The world’s going to hell in a Harvester.

The world’s going to hell in a Heimlich maneuver.

So sez me and so sez Cooper.

Thank you. That is all.

comments

6 Responses to “Going to Hell”

  1. woubie on July 3rd, 2009 at 2:24 pm

    …to hell in a humpback hiccup. So sez my mad (scientist) child.

  2. Sheila Ryan on July 3rd, 2009 at 2:35 pm

    “Humpback hiccup” is brilliant, and so is your mad (scientist) child.

    Ooh. But it does remind me a little of the child who terrorized Hank in the “King of the Hill” episode that also featured a taxidermy subplot — the child who chanted,

    “Dusty Old Bones! Full of green dust! Dusty Old Bones! Full of green dust!”

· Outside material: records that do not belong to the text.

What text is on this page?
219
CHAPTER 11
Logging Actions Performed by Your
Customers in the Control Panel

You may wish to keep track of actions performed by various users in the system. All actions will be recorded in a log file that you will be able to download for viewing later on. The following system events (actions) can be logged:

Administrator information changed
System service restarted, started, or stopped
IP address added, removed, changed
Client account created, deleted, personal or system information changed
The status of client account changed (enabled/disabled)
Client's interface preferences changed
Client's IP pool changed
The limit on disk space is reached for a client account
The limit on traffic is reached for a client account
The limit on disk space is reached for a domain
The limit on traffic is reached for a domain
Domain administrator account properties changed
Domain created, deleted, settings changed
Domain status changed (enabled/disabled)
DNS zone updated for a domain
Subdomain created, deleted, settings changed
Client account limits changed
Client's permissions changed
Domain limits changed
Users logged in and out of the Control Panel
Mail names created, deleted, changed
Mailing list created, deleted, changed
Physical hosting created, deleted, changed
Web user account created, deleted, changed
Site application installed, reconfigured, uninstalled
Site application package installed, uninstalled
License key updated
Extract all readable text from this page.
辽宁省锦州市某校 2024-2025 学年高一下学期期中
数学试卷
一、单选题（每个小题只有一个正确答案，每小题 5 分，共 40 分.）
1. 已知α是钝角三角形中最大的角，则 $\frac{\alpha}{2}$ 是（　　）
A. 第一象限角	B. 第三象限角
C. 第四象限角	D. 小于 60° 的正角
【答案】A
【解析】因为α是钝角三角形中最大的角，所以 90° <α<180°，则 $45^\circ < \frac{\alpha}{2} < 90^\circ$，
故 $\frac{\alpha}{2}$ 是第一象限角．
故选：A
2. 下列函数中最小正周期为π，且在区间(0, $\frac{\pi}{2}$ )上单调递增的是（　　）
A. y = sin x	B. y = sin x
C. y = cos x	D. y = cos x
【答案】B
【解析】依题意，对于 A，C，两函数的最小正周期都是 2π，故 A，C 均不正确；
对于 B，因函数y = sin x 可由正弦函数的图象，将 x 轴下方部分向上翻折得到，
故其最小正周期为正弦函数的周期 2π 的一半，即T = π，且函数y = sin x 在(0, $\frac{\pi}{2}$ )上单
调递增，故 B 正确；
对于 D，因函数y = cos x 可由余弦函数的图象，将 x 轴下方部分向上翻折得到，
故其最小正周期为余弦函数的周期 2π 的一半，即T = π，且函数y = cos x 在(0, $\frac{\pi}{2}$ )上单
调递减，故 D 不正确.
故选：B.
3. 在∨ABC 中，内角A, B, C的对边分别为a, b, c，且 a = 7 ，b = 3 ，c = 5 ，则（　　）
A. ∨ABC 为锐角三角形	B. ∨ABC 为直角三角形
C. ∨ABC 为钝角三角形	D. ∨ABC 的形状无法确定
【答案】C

    as he rode his bike in circles on Hank’s wet lawn.

    Not really. Your mad (scientist) child’s phrase is quite good and not simply weird.

  3. Kathy Hilen-Smith on July 3rd, 2009 at 5:03 pm

    The world’s going to hell in Hank’s front yard

  4. Coop on July 4th, 2009 at 8:39 pm

    The world’s going to hell in a big green Heisenberg uncertainty principle meltdown.

  5. Coop on July 4th, 2009 at 8:39 pm

    The world’s going to hell in a handkerchief.

  6. woubie on July 5th, 2009 at 2:04 pm

    I haven’t determined for sure if my mad (scientist) child makes up words and phrases intentionally or if she has simply misunderstood something she overheard. Either way they’re usually amusing.

    She does come up with random ideas that I think are brilliant. Such as having a blue light added to stop lights, so that when the light turns green and you can’t go because a “moron” is blocking you and not paying attention, he or she would be informed via a blinking blue light that they are indeed a moron. Her definition of the word moron is ‘a person who really really just doesn’t know how to drive and annoys everyone else’.